JUDUL : ANALISA TINGKAT PENGETAHUAN MASYARAKAT
DALAM PENGGUNAAN ANTIBIOTIK DI WILAYAH
KECAMATAN PASEH KABUPATEN BANDUNG
PENYUSUN : MEGA SELVIANA
NIM : D1A140896
Setelah membaca skripsi ini dengan seksama, menurut pertimbangan kami telah memenuhi
persyaratan ilmiah sebagai suatu skripsi
Bandung, Oktober 2018
Menyetujui,
Pembimbing I, Pembimbing II,
Sri Setiatjahjati, S.Si.,M.M,Kes.,Apt Thito Dwi Evrianto, S.Si., M.M.Kes., Apt
KATA PENGANTAR
Puji syukur penulis haturkan kepada Allah SWT atas segala rahmat,
karunia dan nikmat yang diberikan-Nya sehingga penulis dapat menyelesaikan
penulisan skripsi ini. Penulis mengucapkan terima kasih kepada semua pihak yang
telah memberikan bantuan, baik moril maupun materil dari awal sampai akhir
penyelesaian skripsi ini. Pada kesempatan ini penulis mengucapkan terima kasih
dan memohon doa kepada Allah SWT agar diberikan balasan pahala yang
sebesar-besarnya kepada :
1. Bapak Dr. H. Didin Muhafidin, M.Si selaku Rektor Universitas Al-Ghifari
2. Bapak Ardian Baitariza, M.Si.,Apt selaku Dekan Fakultas Matematika dan
Ilmu Pengetahuan Alam Universitas Al-Ghifari.
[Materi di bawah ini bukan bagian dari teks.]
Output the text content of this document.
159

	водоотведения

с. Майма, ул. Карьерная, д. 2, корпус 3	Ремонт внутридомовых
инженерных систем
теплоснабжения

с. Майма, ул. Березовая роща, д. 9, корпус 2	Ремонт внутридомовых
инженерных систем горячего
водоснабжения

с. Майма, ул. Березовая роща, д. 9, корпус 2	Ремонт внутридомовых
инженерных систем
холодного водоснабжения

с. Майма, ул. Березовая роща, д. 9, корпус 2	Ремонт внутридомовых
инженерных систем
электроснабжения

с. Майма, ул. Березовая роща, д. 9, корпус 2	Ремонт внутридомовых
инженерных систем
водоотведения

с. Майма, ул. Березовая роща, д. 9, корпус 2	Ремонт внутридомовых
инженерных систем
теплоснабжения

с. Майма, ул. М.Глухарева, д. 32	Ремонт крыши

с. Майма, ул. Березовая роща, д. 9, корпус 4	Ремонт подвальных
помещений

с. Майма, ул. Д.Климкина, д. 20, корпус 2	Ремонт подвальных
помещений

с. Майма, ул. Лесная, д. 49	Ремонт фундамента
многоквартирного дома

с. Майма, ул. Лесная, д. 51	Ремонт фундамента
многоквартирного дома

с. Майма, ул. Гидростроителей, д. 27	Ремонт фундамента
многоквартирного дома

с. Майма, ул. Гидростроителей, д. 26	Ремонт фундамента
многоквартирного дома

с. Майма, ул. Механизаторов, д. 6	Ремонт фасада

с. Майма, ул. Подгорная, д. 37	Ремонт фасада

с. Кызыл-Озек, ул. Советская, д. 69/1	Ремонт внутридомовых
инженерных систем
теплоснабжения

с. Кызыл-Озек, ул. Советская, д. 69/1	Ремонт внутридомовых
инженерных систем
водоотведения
3. Ibu Ginayanti Hadisoebroto, M.Si.,Apt selaku Ketua Jurusan Farmasi
Fakultas Matematika dan Ilmu Pengetahuan Alam Universitas Al-Ghifari
4. Ibu Sri Maryam, S.Si., Apt selaku dosen wali
5. Ibu Sri Setiatjahjati, S.Si.,M.M,Kes.,Apt selaku Dosen Pembimbing I yang
sekaligus sebagai penasihat akademis yang dengan sabar telah memberikan
bimbingan, nasihat, petunjuk dan motivasi dalam penyusunan skripsi ini.
6. Bapak Thito Dwi Evrianto, S.Si., M.M.Kes., Apt selaku Dosen Pembimbing
II yang telah memberikan waktu dan kesempatan selama proses bimbingan,
arahan, nasihat dan motivasi dalam penyusunan skripsi ini.
7. Bapak dan Ibu Dosen di lingkungan Fakultas Farmasi Universitas Al-Ghifari,
khususnya Dosen Jurusan Farmasi yang telah memberikan pengajaran dan
pemahaman yang tulus sehingga menambah wawasan dan pengetahuan
penulis.
8. Seluruh staf dan petugas laboratorium Farmasi.
9. Pemilik sarana kesehatan dan seluruh responden yang terlibat dalam
penyusunan skripsi ini.
10. Kedua orang tua dan keluarga tercinta, yang telah memberikan kasih sayang
yang tulus, motivasi, nasihat, doa dan dukungan baik moril maupun materil.
11. Teman dan sahabat fakultas farmasi angkatan 2014-2018 yang mempunyai
solidaritas tinggi, yang telah memberikan banyak dukungan dan semangat.
Penulis menyadari sepenuhnya bahwa skripsi ini masih jauh dari sempurna. Untuk
itu kritik dan saran dari semua pihak demi perbaikan skripsi ini sangat diharapkan.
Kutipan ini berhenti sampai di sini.